Cette force aura son PC à Saint-Germain-en-Laye.
Sa puissance de feu, notamment antichars, et sa mobilité méritent d’être illustrées par quelques chiffres : 5 régiments blindés comprenant 72 AMX-10 RC et 108 ERC-90 Sagaie tous aérotransportables, 24 VAB HOT et 492 Milan antichars armant 20 régiments d’infanterie.
Les 4 régiments d’hélicoptères de la FAR mettront en ligne 90 hélicoptères antichars, 30 hélicoptères d’appui-protection, 84 hélicoptères de manœuvre et 10 de liaison (n° 109 juin 1983 de Terre-Information).
Largement professionnalisée ou alimentée en volontaires service long (VSL) elle sera capable d’intervenir dans les délais les plus brefs en Europe ou dans les pays avec lesquels la France a conclu des accords d’assistance ;
• Créer une grande unité nucléaire regroupant les moyens nucléaires tactiques aériens et terrestres. Rattachés directement au Chef d’état-major des armées (Céma) ces moyens pourront agir, le cas échéant, de façon indépendante de la manœuvre de la 1re Armée.

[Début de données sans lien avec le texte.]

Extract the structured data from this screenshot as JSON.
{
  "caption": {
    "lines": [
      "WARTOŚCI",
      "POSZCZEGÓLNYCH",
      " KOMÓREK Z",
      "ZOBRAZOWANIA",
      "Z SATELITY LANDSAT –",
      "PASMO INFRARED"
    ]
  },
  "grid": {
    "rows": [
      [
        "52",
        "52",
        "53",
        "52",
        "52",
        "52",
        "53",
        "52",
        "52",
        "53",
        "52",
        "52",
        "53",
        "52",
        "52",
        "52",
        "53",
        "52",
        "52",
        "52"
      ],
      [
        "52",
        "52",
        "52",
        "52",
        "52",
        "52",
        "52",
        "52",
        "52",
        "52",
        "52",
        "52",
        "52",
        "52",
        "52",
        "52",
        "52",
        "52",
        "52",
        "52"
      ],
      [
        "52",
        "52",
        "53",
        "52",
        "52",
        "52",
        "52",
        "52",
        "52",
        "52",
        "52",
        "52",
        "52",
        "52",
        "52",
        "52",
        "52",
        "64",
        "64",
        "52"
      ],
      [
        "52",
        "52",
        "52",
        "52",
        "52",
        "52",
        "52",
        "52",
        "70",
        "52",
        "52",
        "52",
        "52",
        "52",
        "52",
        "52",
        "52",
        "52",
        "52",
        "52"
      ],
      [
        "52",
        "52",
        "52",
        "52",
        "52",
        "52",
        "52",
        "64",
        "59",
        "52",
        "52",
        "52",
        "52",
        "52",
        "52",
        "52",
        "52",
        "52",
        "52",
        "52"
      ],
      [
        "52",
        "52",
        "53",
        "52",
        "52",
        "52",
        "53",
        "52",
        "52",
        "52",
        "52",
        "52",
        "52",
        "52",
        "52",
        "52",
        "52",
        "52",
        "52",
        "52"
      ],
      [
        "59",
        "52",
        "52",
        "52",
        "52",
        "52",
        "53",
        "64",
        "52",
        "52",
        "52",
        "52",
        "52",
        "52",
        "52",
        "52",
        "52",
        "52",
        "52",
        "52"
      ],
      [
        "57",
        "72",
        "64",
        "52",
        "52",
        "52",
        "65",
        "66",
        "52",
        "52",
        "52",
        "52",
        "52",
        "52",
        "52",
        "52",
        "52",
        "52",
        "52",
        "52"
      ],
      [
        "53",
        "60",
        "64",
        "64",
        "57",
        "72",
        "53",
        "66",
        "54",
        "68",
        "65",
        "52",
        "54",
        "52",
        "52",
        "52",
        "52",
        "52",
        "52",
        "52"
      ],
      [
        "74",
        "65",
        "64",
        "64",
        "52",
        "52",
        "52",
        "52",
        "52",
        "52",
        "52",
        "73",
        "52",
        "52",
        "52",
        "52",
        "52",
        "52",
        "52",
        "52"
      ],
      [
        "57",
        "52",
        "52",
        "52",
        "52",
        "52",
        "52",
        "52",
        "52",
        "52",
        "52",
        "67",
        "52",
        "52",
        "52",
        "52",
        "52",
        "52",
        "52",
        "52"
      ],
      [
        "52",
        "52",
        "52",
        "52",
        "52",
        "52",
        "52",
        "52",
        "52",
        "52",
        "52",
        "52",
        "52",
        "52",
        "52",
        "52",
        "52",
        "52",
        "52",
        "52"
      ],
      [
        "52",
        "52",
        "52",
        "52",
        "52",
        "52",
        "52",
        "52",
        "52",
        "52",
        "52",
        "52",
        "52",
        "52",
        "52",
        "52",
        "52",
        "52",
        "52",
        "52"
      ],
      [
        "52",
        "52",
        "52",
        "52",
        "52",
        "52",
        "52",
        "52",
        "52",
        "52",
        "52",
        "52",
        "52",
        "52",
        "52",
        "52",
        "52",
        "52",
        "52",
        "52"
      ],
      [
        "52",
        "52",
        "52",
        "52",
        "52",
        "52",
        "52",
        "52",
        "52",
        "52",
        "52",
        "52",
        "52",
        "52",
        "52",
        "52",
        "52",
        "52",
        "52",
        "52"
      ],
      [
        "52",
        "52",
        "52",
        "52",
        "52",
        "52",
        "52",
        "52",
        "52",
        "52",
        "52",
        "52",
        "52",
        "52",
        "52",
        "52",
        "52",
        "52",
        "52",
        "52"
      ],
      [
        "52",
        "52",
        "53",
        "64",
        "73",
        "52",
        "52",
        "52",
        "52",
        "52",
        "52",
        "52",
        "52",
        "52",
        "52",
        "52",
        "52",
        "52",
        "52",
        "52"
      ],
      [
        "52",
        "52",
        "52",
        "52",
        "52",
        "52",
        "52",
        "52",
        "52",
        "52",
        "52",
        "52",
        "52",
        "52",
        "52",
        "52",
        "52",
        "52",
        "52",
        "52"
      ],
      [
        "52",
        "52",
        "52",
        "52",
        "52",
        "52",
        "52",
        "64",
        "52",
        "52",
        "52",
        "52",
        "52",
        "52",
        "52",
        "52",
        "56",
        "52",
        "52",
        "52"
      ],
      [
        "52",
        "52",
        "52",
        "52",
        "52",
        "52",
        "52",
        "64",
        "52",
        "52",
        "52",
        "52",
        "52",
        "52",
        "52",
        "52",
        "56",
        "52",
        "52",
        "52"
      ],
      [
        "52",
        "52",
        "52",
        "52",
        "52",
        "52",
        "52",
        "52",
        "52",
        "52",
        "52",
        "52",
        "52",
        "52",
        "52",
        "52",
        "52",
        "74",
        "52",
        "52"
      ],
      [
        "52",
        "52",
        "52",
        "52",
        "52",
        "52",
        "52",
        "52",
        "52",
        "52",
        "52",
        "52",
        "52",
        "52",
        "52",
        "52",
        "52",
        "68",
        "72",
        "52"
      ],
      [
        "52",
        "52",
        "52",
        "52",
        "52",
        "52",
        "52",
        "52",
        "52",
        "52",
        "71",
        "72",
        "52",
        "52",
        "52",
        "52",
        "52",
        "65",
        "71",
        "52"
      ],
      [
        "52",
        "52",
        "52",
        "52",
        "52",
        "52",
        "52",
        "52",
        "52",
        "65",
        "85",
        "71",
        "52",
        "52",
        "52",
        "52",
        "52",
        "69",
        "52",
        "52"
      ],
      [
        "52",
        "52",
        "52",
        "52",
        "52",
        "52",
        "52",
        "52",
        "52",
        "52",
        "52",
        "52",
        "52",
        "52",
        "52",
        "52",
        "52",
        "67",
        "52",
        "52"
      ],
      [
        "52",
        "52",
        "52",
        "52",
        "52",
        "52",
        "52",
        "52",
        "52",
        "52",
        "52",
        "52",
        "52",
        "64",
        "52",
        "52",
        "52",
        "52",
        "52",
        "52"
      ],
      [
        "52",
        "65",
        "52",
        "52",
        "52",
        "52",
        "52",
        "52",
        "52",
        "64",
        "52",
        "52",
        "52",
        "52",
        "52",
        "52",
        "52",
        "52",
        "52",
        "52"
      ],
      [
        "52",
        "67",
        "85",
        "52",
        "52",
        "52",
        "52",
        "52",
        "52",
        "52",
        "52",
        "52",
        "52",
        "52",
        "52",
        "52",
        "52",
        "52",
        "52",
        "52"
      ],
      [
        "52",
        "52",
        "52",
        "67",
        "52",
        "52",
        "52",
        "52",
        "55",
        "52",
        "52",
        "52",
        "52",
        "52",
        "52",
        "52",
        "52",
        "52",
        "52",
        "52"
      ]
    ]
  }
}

Toutefois les régiments de Pluton resteront au sein des corps d’armée. Une cellule de feux nucléaires tactiques doit être rapidement mise en place ;
• Restructurer la 1re Armée tout en rééquilibrant son dispositif et en concentrant sa puissance de feu blindé, en doublant le volume de son infanterie et en renforçant son artillerie.
Cette armée restera constituée de 3 corps d’armée alignant 10 divisions : 6 DB au lieu de 8 actuellement, 2 DI et 2 divisions basées sur les écoles. Elle comprendra :
– Le Corps d’armée Nord à Lille où sera transféré le PC de l’actuel 3e CA (Saint-Germain). Alignant 30 000 hommes, il sera constitué par trois divisions : la 2e DB, la 8e DI et une division école (issue de l’actuelle 15e) basée sur les écoles de l’Ouest et commandée par le général commandant l’école de l’Arme blindée de cavalerie (ABC).
– Le Corps d’armée Centre (32 000 hommes), PC à Metz. Il comprendra 4 divisions : 7e et 10e DB, 12e DI basée sur les écoles du Sud et commandée par le général commandant l’école d’application de l’infanterie à Montpellier, 14e DI.
– Le Corps d’armée Est (42 000 hommes), PC à Baden-Baden. Constitué comme actuellement par les 1re, 3e et 5e DB mais renforcé d’une centaine de chars et de 2 régiments d’infanterie stationnés en Alsace et en Lorraine. Compte tenu des forces aériennes françaises en RFA (République fédérale d’Allemagne) et de la garnison de Berlin, le volume de nos troupes constituant les FFA (Forces françaises en Allemagne) ne sera donc pas inférieur à 50 000 hommes.
Aux FAR et aux 3 corps d’armée, il convient d’ajouter les forces prépositionnées outre-mer (20 000 hommes) et les unités de réserve générale.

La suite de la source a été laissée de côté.